Rétrospective du droit social IRP 2013

Les partenaires sociaux ont permis à l'année 2013 de s'inscrire sous le signe du changement, grâce à des évolutions majeures en droit social.

Petit retour sur les faits marquants de l'année écoulée.

JANVIER 2013

Des solutions négociées pour résoudre le problème des disparités fondées sur le sexe
La circulaire du 18 janvier 2013 rappelle la priorité qui doit être donnée à la négociation collective en matière d'égalité professionnelle hommes-femmes. Le texte impose que des clauses de l'accord collectif abordent le sujet de la rémunération effective des hommes et des femmes. Des actions doivent être mises en place pour évoluer sur des écarts injustifiés de salaires. Les représentants du personnel sont étroitement associés dans le cadre de la lutte contre les inégalités hommes-femmes.

AVRIL 2013

Apparition d'un nouveau droit d'alerte pour les salariés et les membres du CHSCT
Le 17 avril 2013, la loi relative aux lanceurs d'alerte a été publiée au Journal officiel. Sont ainsi consacrées la création d'un droit d'alerte en matière de santé publique et d'environnement dans l'entreprise au bénéfice des salariés et des membres du CHSCT et la protection du lanceur d'alerte.

MAI 2013

Les salariés vont être représentés au sein des organes d'administration des grandes sociétés

La loi sur la sécurisation de l'emploi prévoit l'instauration d'une représentation des salariés au conseil d'administration pour les sociétés et filiales dépassant un seuil d'effectif défini. La désignation des administrateurs représentant les salariés s'effectue selon le respect d'une procédure et des conditions précises.
Nouvelles consultations et création d'une nouvelle instance représentative du personnel : révélation sur les apports de la loi de sécurisation professionnelle
Adoptée de manière définitive par le Parlement suite au vote du Sénat le 14 mai 2013, la loi sur la sécurisation professionnelle constitue l'évolution législative la plus marquante de l'année 2013 dans le domaine du droit à consultation du comité d'entreprise. Elle est également l'acte de naissance d'une nouvelle instance représentative du personnel : l'instance de coordination des CHSCT.

JUIN 2013

La loi de sécurisation professionnelle met l'accent sur la négociation collective
La loi de sécurisation professionnelle en vigueur depuis le 17 juin 2013 est une loi composite revalorisant le rôle de la négociation collective.
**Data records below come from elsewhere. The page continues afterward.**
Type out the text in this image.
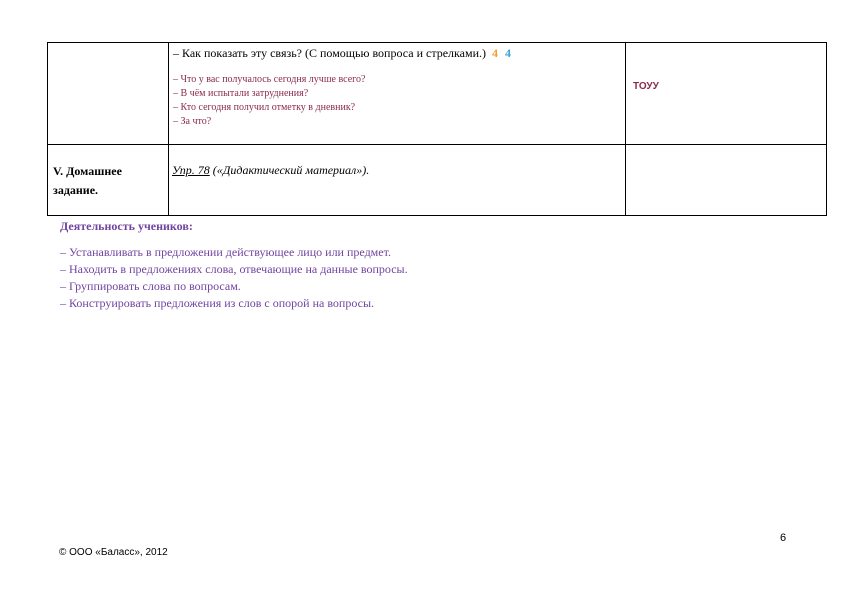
	– Как показать эту связь? (С помощью вопроса и стрелками.) 4 4
– Что у вас получалось сегодня лучше всего?
– В чём испытали затруднения?
– Кто сегодня получил отметку в дневник?
– За что?	ТОУУ

V. Домашнее
задание.	Упр. 78 («Дидактический материал»).	

Деятельность учеников:
– Устанавливать в предложении действующее лицо или предмет.
– Находить в предложениях слова, отвечающие на данные вопросы.
– Группировать слова по вопросам.
– Конструировать предложения из слов с опорой на вопросы.
6
© ООО «Баласс», 2012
Ce dispositif introduit une importante nouveauté relative à la définition du contenu du Plan de sauvegarde de l'emploi. La négociation des thèmes associés à la GPEC est aussi revisitée et enrichie.

JUILLET 2013

Une implication des représentants du personnel sur la qualité de vie au travail reconsidérée
L'accord national interprofessionnel visant à améliorer la qualité de vie des salariés et à favoriser l'égalité professionnelle du 19 juin 2013 a été validé le 8 juillet 2013. Ce texte institue un renforcement du rôle des instances représentatives du personnel dans les domaines de l'égalité professionnelle et des conditions de travail. La négociation des accords de qualité de vie au travail pourra s'inspirer des instruments déjà en place au niveau de l'entreprise ou de la branche et permettra d'associer directement les salariés dans le processus de négociation.

OCTOBRE 2013

Délai pour la restitution des avis du CE : la réglementation s'étoffe

Le 11 octobre 2013 a été transmis aux partenaires sociaux un projet de décret d'application de la loi de sécurisation de l'emploi. Ce projet met notamment en lumière de nouvelles règles sur les délais dont dispose le CE pour restituer son avis lorsqu'il est consulté. Il fixe aussi les contours de la base de données unique qui doit être mise en place dans les entreprises.

NOVEMBRE 2013

Accord de mise en place ou de modification de l'UES et protocole d'accord préélectoral : deux régimes à différencier !
La reconnaissance de l'existence ou la modification du périmètre de l'unité économique et sociale (UES) n'exige pas la conclusion d'un accord unanime. Un arrêt de la chambre sociale de la Cour de cassation du 14 novembre 2013 est venu préciser que désormais la signature de syndicats représentatifs représentant 30% des suffrages valablement exprimés est suffisante.